What a pity, hurting only the artists and the public. I am the historian and advocate in Arden Arcade and have thought Fulton Avenue is just begging for murals, Fulton has mid century buildings, mcm murals would be awesome. Pity…
I am a longtime local Sacramento Artist & have created many murals for over 20 years in Sacramento, one of them is inside Sacramento State a University from 2006. In the last 4 years I have painted large scale murals most in the Franklin Blvd district and even a 2 story mural for Language World Services Inc. in Carmichael, CA. Plus, I volunteer to paint “Planet Earth” mural 12×12 feet at the Former Sacramento Bee Parking garage & volunteer 12×8 feet mural for Artners Coloborative group picked by WOW in a downtown alley all in 2017, then was promised to great possibility to get own wall by Mr.David Sobon because he was there that I completed the 2 murals in one day with my experiences including helping other younger artists in critiques. Even Mayor Steinburg promise me at a meeting he will make sure I get a wall.

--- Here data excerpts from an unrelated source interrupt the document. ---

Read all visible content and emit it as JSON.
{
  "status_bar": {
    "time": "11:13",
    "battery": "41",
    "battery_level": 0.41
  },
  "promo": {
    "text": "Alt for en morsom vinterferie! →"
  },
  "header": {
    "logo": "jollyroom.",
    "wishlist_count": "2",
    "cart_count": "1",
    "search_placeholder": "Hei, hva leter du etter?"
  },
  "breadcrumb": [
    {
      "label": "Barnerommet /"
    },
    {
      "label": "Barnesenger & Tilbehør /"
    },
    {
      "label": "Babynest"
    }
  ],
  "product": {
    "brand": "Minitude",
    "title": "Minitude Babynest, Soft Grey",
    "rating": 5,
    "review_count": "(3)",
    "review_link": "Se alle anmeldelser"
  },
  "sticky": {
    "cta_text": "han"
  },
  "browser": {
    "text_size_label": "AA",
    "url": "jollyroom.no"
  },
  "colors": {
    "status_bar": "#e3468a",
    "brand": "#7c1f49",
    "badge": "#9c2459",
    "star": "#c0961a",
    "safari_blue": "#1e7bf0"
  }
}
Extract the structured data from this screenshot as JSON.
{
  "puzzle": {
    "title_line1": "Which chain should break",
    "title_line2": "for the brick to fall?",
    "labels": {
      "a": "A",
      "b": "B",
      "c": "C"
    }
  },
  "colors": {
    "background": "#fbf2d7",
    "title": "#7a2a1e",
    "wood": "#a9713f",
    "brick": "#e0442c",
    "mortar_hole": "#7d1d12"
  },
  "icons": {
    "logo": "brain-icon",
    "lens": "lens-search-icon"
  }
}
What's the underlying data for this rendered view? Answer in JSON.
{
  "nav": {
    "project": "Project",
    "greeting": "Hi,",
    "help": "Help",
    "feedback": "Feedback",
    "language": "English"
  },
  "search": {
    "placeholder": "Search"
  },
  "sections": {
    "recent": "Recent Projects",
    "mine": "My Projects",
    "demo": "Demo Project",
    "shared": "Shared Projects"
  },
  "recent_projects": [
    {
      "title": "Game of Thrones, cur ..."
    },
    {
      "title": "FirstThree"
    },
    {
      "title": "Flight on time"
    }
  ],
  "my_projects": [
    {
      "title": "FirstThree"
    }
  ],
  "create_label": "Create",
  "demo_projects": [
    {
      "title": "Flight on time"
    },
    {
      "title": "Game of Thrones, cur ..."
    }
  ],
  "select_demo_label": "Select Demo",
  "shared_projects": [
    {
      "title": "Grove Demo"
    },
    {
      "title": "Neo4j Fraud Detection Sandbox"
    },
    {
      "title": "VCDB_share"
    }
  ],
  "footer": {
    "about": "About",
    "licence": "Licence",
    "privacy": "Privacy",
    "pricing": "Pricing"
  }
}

Later, I found out by a private source that David Sobon would never select me because he has dealt with an artist with disabilities & had bad experience of not completing the mural project. Sobon, found out I have autism & my communication skills not the best. I have applied 3 times, with mural experiences working in interns with Chicano Muralists in California including Sacramento’s RCAF in the 1990s, B.A. in Art from San Francisco State University & nothing. Last year I didn’t get no email or a call of my denial for WOWs. I really have a feeling I been discriminated because of my autism, not able to communicate like a neotypical but think in pictures. I feel, Mayor Steinburg, whom ever can advocate for me should help me get a mural, have been exhibiting at Poly-Galerie in Karlsruhe, Germany in recent years & created 2 percent indoor murals earlier this year at Maya’s Restaurant on 2700 Broadway in Sacramento. Thank you, Richard Herrera.